Scene: 2207-05-TSA-SPThe nurse begins to assess the user, mentioning the procedure she would perform (blood pressure measurement). They are sitting side by side; the user shows signs of restlessness (fidgeting hands and legs) and spontaneously asks the nurse a question. From the doubt presented (about the heart), the nurse begins to investigate the symptom through questions that guide her to perform clinical reasoning and search for the cause.
Discourse: E25: “I’m going to check your blood pressure (…)
U33: “Is it normal to feel a lot of pain in your heart?”
E25: “Heart pain? What is this pain in your heart like, explain to me.”
U33: “It’s a twinge.”
E25: “Is it always or what frequency?”
U33: “I feel it about three times.”
E25: “A week, three times a week?”
U33: “Yes, and at night.”
E25: “Do you feel anything else besides this heartburn, any pain, back pain?” U33: “Yes, I already had the pain here (points to the heart).”
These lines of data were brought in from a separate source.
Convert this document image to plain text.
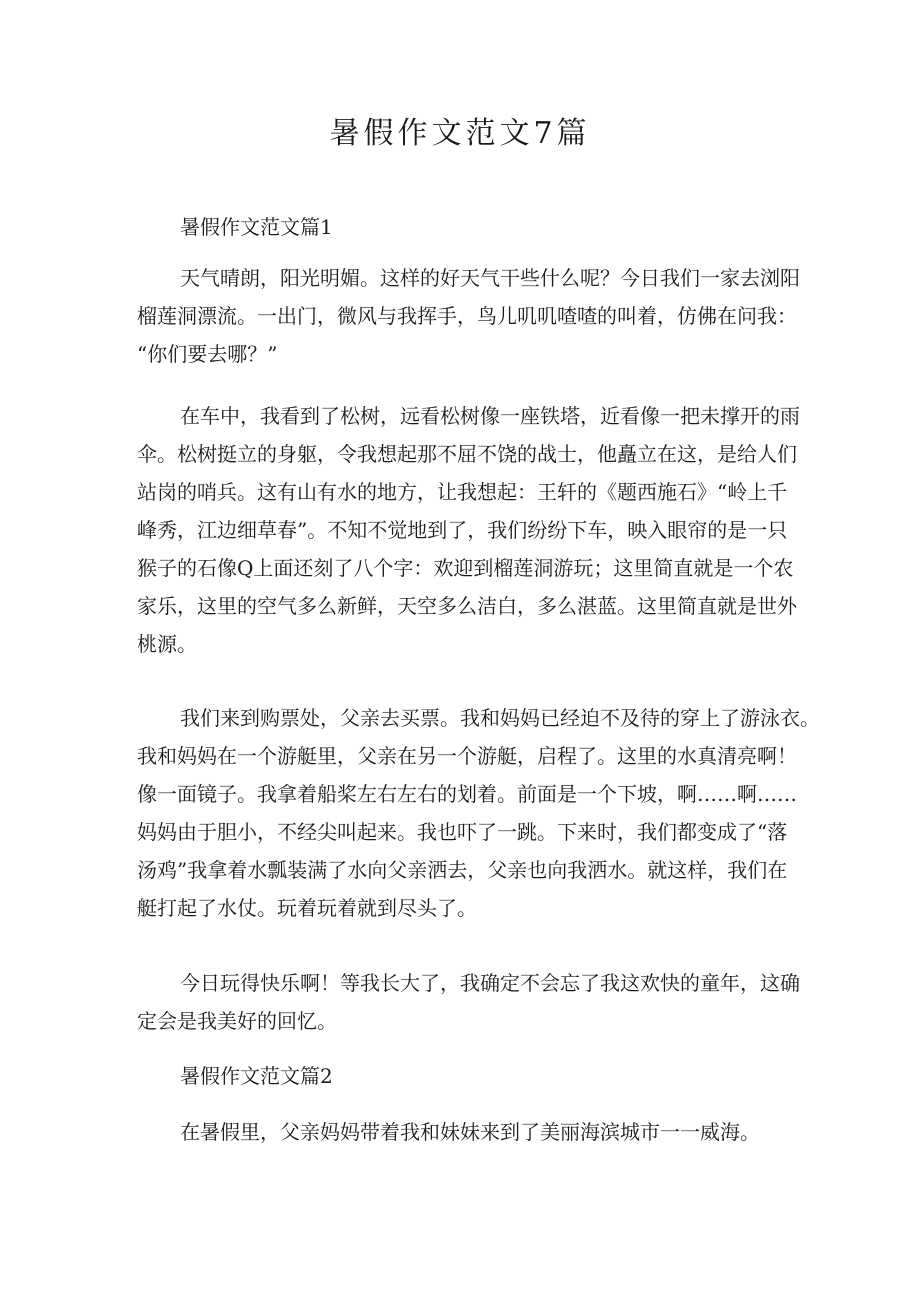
暑假作文范文7篇

暑假作文范文篇1

天气晴朗，阳光明媚。这样的好天气干些什么呢？今日我们一家去浏阳

榴莲洞漂流。一出门，微风与我挥手，鸟儿叽叽喳喳的叫着，仿佛在问我：

“你们要去哪？”

在车中，我看到了松树，远看松树像一座铁塔，近看像一把未撑开的雨

伞。松树挺立的身躯，令我想起那不屈不饶的战士，他矗立在这，是给人们

站岗的哨兵。这有山有水的地方，让我想起：王轩的《题西施石》“岭上千

峰秀，江边细草春”。不知不觉地到了，我们纷纷下车，映入眼帘的是一只

猴子的石像Q上面还刻了八个字：欢迎到榴莲洞游玩；这里简直就是一个农

家乐，这里的空气多么新鲜，天空多么洁白，多么湛蓝。这里简直就是世外

桃源。

我们来到购票处，父亲去买票。我和妈妈已经迫不及待的穿上了游泳衣。

我和妈妈在一个游艇里，父亲在另一个游艇，启程了。这里的水真清亮啊！

像一面镜子。我拿着船桨左右左右的划着。前面是一个下坡，啊……啊……

妈妈由于胆小，不经尖叫起来。我也吓了一跳。下来时，我们都变成了“落

汤鸡”我拿着水瓢装满了水向父亲洒去，父亲也向我洒水。就这样，我们在

艇打起了水仗。玩着玩着就到尽头了。

今日玩得快乐啊！等我长大了，我确定不会忘了我这欢快的童年，这确

定会是我美好的回忆。

暑假作文范文篇2

在暑假里，父亲妈妈带着我和妹妹来到了美丽海滨城市一一威海。
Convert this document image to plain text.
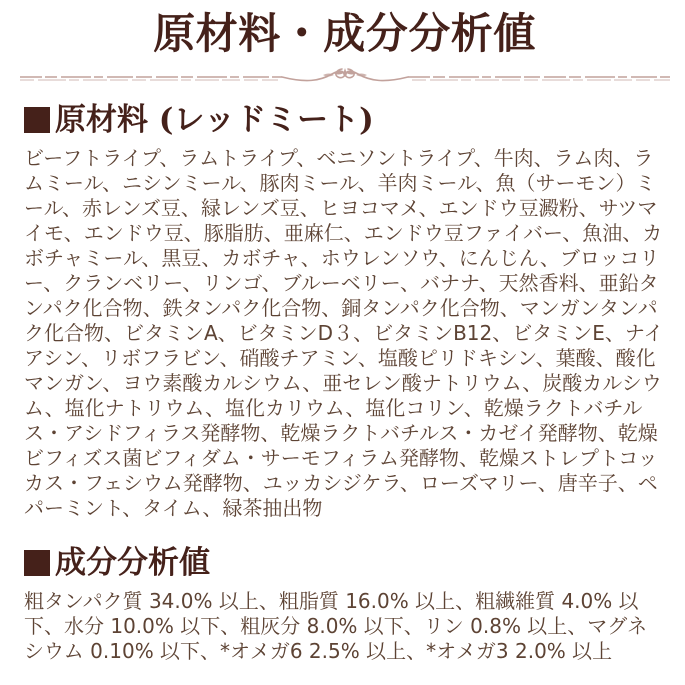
原材料・成分分析値
原材料 (レッドミート)

ビーフトライプ、ラムトライプ、ベニソントライプ、牛肉、ラム肉、ラムミール、ニシンミール、豚肉ミール、羊肉ミール、魚（サーモン）ミール、赤レンズ豆、緑レンズ豆、ヒヨコマメ、エンドウ豆澱粉、サツマイモ、エンドウ豆、豚脂肪、亜麻仁、エンドウ豆ファイバー、魚油、カボチャミール、黒豆、カボチャ、ホウレンソウ、にんじん、ブロッコリー、クランベリー、リンゴ、ブルーベリー、バナナ、天然香料、亜鉛タンパク化合物、鉄タンパク化合物、銅タンパク化合物、マンガンタンパク化合物、ビタミンA、ビタミンD３、ビタミンB12、ビタミンE、ナイアシン、リボフラビン、硝酸チアミン、塩酸ピリドキシン、葉酸、酸化マンガン、ヨウ素酸カルシウム、亜セレン酸ナトリウム、炭酸カルシウム、塩化ナトリウム、塩化カリウム、塩化コリン、乾燥ラクトバチルス・アシドフィラス発酵物、乾燥ラクトバチルス・カゼイ発酵物、乾燥ビフィズス菌ビフィダム・サーモフィラム発酵物、乾燥ストレプトコッカス・フェシウム発酵物、ユッカシジケラ、ローズマリー、唐辛子、ペパーミント、タイム、緑茶抽出物

成分分析値

粗タンパク質 34.0% 以上、粗脂質 16.0% 以上、粗繊維質 4.0% 以下、水分 10.0% 以下、粗灰分 8.0% 以下、リン 0.8% 以上、マグネシウム 0.10% 以下、*オメガ6 2.5% 以上、*オメガ3 2.0% 以上
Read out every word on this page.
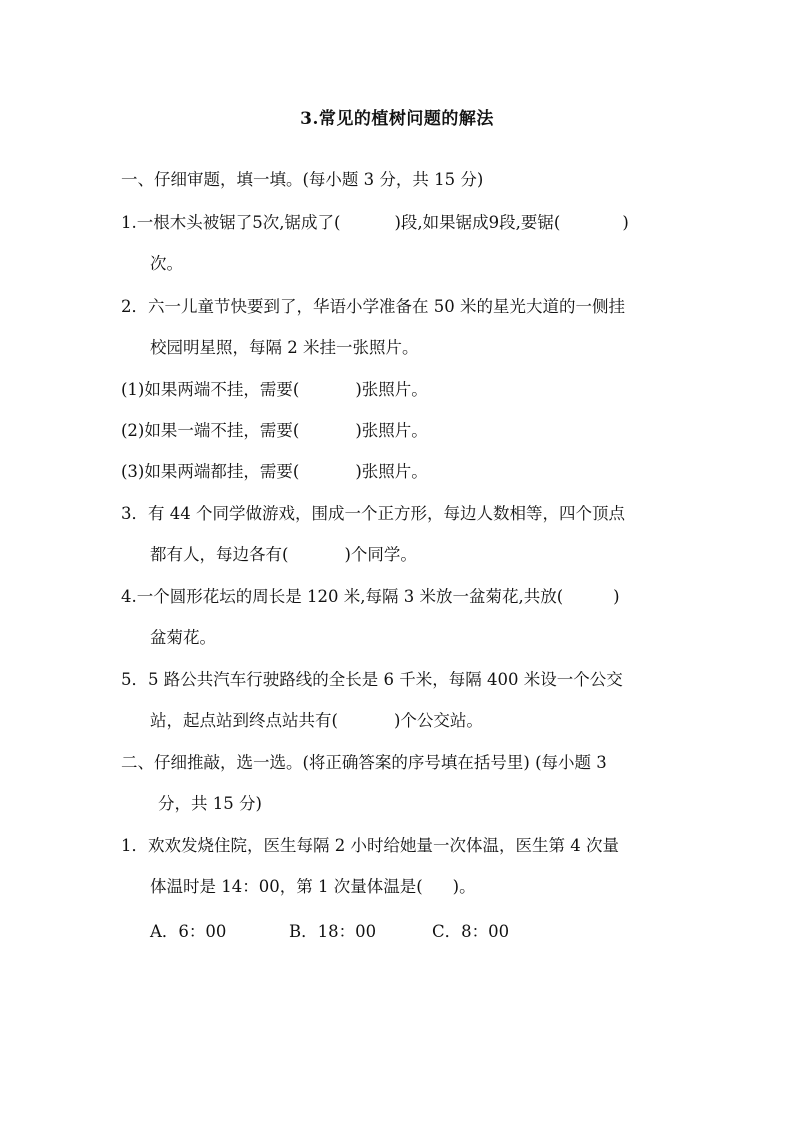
3.常见的植树问题的解法
一、仔细审题，填一填。(每小题 3 分，共 15 分)
1.一根木头被锯了5次,锯成了(	)段,如果锯成9段,要锯(	)
次。
2．六一儿童节快要到了，华语小学准备在 50 米的星光大道的一侧挂
校园明星照，每隔 2 米挂一张照片。
(1)如果两端不挂，需要(	)张照片。
(2)如果一端不挂，需要(	)张照片。
(3)如果两端都挂，需要(	)张照片。
3．有 44 个同学做游戏，围成一个正方形，每边人数相等，四个顶点
都有人，每边各有(	)个同学。
4.一个圆形花坛的周长是 120 米,每隔 3 米放一盆菊花,共放(	)
盆菊花。
5．5 路公共汽车行驶路线的全长是 6 千米，每隔 400 米设一个公交
站，起点站到终点站共有(	)个公交站。
二、仔细推敲，选一选。(将正确答案的序号填在括号里) (每小题 3
分，共 15 分)
1．欢欢发烧住院，医生每隔 2 小时给她量一次体温，医生第 4 次量
体温时是 14：00，第 1 次量体温是( )。
A．6：00	B．18：00	C．8：00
E25: “But when you feel the pain in your back, do you feel the stinging at night?”
U33: “The back pain is every day and the pain is sometimes, I think it’s strange.” E25: “Do you have any anguish? Affliction? Anxiety?" U33: “I have anxiety.” E25: “And when you have that pang, do you realize if you are anxious at that moment?” U33: “If I focus too much on that thought, I feel a lot of anxiety and a lot of pain.” E25: “That’s where the pain comes, right? It's a truly anguished heart. Because look, until now, you haven’t presented any health issues, your follow-ups are very good.” U33: “My blood pressure? I have doubts about my blood pressure.” E25: “Let's take a look at her, you can lean back, relax. Your pressure is great, it's 90x60 mmhg”
Nursing record: BEG, LOTE, flushed, hydrated, eupneic in room air.
Gestational age: date of last menstrual period 31 6/7; gestational age: USG 31 2/7; Uterine Height 27 CM; BCF 136 BPM
Position: cephalic; MF+; Edema: no edema; Using ferrous sulfate + calcium; Food: eat only 2 meals a day; Did not collect exams from the 2nd quarter; Did not perform a rapid test;
Measurements
Weight: 50.9 kg | Blood pressure: 90/50 mmHg.
DE1: ineffective control of the therapeutic regimen, referring to failure to collect tests in a timely manner; attitude towards impaired nutritional status
DE2: impaired comfort.
Thus, the nursing consultation in MH in PHC is still fragile, as is the presence of the care management skills proposed for the ANP in PHC.